Ha ofrecido Miguel Ángel Mancera una mejor relación entre el gobierno central y las jefaturas delegacionales a través de las tres demandas prioritarias señaladas por cada colonia o barrio.

La fortaleza del jefe de Gobierno depende, en mucho, del trabajo que establezca con los jefes delegacionales; de por sí, hablar de gobierno central supone una periferia que coloca a las afueras de la toma de decisiones a los gobiernos locales.

Sigo creyendo que la vinculación entre el jefe de Gobierno y las 16 demarcaciones es prioritaria.

Como jurista, los temas de la reforma constitucional para el DF no son una sorpresa al jefe de Gobierno electo: Nada distinto de lo que señala la Constitución sobre los municipios debe obtenerse para las jefaturas delegacionales.

La reforma del Estado 32 que se echó encima, como un compromiso, Alejandra Barrales en el Senado será la suma de libertades para los poderes y sus gobiernos locales: La misma libertad que merece el jefe de Gobierno, también, la necesitan la ALDF y las jefaturas delegacionales.
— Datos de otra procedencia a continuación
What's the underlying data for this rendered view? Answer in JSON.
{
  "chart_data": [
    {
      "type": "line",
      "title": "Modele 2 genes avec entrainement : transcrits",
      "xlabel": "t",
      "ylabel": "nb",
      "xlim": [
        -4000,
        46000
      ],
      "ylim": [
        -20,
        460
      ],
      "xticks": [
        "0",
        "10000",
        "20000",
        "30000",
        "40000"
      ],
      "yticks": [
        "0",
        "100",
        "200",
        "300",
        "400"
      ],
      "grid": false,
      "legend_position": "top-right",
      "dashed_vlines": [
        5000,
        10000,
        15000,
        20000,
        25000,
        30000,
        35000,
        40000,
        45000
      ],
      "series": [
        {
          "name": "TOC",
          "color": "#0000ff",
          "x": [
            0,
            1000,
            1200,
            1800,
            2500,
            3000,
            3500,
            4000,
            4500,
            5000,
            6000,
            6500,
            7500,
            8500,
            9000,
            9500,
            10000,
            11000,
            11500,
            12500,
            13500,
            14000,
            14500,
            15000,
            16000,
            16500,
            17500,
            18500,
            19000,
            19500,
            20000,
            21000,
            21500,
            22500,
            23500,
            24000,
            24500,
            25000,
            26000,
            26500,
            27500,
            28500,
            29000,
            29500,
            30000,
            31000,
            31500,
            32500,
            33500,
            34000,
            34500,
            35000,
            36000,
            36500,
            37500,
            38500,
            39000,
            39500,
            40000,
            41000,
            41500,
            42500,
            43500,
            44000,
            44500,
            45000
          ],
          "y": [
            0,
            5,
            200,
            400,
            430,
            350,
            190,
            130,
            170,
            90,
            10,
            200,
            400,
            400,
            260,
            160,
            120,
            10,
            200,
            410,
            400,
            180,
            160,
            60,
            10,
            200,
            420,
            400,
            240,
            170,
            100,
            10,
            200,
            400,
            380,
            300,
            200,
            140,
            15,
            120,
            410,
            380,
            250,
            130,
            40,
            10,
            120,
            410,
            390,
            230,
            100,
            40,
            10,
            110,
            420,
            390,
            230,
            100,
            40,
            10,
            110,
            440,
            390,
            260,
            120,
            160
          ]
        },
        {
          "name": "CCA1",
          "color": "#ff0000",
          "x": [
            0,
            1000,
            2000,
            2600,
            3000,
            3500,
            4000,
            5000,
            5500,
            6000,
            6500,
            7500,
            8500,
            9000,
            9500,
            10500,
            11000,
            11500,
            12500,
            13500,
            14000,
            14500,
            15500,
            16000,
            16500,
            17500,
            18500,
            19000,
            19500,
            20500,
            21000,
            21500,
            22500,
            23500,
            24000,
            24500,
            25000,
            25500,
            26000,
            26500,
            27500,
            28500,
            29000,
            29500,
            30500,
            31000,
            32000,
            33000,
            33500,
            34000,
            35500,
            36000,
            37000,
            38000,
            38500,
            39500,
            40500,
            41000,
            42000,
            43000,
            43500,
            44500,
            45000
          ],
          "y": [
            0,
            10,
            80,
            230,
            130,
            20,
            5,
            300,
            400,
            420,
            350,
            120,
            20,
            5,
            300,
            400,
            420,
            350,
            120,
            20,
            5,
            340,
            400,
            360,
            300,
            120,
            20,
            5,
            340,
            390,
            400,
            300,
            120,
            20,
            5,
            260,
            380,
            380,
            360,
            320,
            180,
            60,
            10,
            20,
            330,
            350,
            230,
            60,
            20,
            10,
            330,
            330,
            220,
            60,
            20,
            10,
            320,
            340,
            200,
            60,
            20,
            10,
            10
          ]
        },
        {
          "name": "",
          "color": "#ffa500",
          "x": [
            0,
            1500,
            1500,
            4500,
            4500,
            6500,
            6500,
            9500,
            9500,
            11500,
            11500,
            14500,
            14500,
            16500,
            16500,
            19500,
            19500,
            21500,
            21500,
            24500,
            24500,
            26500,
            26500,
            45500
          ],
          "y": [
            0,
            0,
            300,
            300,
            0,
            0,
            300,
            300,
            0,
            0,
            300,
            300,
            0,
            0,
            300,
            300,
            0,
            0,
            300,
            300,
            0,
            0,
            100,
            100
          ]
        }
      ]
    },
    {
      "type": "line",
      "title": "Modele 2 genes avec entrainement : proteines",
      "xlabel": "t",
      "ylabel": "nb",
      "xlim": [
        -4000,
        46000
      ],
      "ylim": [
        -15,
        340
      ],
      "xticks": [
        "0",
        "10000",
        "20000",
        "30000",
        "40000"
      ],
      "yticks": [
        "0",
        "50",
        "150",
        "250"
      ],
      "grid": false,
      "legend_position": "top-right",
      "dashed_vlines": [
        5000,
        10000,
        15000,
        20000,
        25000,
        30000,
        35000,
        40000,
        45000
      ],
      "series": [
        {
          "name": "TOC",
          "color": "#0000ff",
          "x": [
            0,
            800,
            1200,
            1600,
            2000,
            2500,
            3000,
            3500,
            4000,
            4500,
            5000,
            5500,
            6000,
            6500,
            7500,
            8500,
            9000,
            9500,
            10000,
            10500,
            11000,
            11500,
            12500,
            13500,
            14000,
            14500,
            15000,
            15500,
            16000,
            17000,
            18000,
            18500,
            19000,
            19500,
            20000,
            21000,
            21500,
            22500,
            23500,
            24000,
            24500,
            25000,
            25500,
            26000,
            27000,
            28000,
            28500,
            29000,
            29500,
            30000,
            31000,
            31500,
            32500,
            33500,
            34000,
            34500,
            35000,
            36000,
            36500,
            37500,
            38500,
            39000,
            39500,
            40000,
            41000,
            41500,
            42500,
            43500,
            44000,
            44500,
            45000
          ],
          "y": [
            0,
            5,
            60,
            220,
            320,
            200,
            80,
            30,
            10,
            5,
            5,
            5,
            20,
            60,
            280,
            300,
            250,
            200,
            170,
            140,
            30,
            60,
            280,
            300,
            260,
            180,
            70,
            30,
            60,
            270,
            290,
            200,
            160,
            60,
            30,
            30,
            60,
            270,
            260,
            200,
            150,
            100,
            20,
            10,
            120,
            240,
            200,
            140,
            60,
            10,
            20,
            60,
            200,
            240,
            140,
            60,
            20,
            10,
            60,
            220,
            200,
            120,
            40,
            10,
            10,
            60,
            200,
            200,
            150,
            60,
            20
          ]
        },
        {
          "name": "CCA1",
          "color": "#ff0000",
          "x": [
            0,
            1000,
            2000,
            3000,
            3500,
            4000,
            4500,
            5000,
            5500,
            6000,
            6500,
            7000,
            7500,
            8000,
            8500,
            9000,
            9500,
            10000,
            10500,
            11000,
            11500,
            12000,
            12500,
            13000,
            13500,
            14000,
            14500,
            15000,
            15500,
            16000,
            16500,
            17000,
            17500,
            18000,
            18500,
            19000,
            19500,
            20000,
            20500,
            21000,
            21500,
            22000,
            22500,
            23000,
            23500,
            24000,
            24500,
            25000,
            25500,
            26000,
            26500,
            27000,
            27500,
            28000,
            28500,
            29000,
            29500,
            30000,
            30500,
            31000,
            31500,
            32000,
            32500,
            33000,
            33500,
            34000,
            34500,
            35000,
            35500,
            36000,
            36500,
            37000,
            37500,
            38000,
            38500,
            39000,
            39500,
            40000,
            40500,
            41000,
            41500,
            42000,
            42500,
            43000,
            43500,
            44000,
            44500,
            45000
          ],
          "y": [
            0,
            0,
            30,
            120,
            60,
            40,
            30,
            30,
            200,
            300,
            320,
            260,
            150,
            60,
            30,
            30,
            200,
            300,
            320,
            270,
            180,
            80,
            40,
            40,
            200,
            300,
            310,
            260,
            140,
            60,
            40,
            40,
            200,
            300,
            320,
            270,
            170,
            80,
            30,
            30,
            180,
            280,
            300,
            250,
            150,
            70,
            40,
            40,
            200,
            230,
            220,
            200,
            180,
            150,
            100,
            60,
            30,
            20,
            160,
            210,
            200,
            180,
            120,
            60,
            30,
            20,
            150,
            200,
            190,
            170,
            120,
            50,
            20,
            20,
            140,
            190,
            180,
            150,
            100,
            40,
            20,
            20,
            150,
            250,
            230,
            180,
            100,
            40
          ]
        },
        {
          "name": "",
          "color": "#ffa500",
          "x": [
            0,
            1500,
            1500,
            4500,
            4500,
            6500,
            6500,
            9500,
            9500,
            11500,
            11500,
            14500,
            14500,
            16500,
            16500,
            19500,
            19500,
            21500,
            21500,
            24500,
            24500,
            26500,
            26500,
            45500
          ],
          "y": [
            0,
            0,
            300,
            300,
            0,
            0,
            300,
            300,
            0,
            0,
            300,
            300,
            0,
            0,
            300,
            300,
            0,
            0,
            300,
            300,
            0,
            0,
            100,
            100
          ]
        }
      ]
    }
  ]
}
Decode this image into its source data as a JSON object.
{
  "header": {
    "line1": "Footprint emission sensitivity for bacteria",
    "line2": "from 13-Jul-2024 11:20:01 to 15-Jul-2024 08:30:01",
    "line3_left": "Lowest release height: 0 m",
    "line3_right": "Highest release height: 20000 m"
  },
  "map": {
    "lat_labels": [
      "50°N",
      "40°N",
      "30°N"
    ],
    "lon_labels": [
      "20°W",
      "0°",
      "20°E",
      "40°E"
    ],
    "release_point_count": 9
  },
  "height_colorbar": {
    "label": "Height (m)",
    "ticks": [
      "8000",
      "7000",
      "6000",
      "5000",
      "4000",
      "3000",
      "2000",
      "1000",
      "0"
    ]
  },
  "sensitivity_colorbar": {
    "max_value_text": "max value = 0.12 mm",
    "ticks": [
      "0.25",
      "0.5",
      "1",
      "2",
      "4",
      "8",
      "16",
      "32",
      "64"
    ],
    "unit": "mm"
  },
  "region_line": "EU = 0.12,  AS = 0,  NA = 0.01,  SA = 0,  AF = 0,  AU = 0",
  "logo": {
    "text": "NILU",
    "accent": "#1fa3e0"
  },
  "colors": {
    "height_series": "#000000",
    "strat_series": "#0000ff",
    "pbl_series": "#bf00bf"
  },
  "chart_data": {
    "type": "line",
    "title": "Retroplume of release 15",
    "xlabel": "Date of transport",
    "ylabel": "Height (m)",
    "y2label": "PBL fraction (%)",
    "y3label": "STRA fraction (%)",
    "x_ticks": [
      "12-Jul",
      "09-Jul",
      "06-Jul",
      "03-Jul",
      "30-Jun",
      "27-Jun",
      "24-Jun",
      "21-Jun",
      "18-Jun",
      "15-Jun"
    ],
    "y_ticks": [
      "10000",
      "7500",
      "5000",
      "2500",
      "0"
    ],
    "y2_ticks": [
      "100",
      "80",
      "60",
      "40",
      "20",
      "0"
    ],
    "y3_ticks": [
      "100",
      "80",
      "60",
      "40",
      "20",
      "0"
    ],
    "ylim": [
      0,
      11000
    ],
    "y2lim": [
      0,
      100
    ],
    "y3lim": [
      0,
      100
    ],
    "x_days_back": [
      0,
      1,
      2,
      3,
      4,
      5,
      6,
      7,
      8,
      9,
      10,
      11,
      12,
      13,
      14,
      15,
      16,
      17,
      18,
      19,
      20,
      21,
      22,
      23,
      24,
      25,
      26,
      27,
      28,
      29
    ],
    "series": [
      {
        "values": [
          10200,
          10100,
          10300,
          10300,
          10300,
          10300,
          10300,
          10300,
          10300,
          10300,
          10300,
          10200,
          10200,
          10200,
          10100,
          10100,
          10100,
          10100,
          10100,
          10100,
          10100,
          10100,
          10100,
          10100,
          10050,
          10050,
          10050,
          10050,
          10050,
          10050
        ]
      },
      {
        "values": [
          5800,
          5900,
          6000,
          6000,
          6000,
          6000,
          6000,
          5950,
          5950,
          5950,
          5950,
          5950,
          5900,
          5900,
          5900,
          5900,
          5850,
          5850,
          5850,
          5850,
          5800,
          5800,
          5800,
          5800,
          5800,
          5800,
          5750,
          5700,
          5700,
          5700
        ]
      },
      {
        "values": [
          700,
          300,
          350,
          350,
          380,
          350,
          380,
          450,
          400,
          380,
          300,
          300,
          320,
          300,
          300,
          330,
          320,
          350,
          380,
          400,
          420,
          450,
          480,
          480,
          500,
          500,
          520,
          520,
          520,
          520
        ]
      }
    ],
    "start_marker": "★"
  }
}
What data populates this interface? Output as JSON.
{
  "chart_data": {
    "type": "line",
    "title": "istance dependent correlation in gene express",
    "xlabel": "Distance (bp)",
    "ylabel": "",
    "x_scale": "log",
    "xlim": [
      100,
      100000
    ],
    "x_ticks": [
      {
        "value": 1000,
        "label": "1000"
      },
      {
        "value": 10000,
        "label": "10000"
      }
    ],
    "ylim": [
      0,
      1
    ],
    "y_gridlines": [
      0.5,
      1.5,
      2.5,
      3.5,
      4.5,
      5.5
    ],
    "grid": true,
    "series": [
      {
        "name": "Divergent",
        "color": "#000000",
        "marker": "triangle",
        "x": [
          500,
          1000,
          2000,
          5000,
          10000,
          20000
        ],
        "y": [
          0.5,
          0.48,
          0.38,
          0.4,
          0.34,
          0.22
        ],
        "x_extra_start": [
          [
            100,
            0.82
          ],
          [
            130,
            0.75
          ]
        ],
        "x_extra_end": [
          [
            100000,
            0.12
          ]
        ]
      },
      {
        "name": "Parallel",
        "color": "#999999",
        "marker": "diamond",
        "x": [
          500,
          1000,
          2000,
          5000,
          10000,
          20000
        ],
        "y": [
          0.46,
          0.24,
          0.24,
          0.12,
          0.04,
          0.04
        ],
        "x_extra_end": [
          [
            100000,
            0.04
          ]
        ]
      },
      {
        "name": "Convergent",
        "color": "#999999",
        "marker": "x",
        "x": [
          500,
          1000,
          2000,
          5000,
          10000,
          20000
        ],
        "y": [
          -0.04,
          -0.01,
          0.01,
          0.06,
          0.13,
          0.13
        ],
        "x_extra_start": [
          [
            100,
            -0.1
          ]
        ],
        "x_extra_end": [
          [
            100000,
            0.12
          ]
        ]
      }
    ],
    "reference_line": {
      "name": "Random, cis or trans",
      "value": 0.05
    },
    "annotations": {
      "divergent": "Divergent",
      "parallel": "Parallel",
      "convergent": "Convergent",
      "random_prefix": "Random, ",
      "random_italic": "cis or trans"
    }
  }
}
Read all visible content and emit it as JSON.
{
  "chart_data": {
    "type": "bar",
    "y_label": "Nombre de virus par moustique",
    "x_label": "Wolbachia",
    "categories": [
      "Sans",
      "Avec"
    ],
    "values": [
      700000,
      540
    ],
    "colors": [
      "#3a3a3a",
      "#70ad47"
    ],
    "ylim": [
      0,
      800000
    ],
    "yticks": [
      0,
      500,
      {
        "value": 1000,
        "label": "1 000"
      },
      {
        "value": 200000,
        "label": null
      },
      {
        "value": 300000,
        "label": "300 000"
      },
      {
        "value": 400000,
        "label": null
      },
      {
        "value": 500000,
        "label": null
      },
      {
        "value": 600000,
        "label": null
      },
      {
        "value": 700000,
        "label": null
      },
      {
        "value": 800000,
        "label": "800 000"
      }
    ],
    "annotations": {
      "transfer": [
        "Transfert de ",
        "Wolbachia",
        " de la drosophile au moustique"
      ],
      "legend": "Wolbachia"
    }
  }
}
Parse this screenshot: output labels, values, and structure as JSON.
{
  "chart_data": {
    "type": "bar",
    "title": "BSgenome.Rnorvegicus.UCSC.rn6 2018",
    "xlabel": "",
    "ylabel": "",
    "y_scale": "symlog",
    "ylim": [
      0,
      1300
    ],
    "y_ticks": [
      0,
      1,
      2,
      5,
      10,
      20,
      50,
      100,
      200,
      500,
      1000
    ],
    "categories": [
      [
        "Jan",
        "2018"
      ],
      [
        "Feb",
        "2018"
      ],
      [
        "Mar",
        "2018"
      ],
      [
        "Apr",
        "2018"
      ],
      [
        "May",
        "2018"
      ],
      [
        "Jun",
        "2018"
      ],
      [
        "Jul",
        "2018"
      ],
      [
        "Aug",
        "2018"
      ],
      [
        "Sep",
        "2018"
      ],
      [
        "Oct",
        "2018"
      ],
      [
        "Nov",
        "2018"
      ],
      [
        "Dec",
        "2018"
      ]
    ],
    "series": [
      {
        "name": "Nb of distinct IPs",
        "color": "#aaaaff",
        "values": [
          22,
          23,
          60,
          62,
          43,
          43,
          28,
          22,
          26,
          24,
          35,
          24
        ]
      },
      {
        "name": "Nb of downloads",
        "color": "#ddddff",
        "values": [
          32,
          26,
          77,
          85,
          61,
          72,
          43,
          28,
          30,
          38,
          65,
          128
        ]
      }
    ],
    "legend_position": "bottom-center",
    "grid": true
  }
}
Creo que todavía se puede hacer mucho en la ingeniería financiera del GDF y las demarcaciones, con tal de obtener mejores resultados en obra pública y derechos sociales. Ebrard demostró que sin la tenencia era posible allegarse más recursos sin apretar los bolsillos de los capitalinos.

Miguel Ángel Mancera trae innovadores proyectos a convertir en planes de gobierno y acciones encaminadas al bien colectivo. Los 3 millones de votos son un compromiso ineludible para el buen mandato, no un cheque en blanco.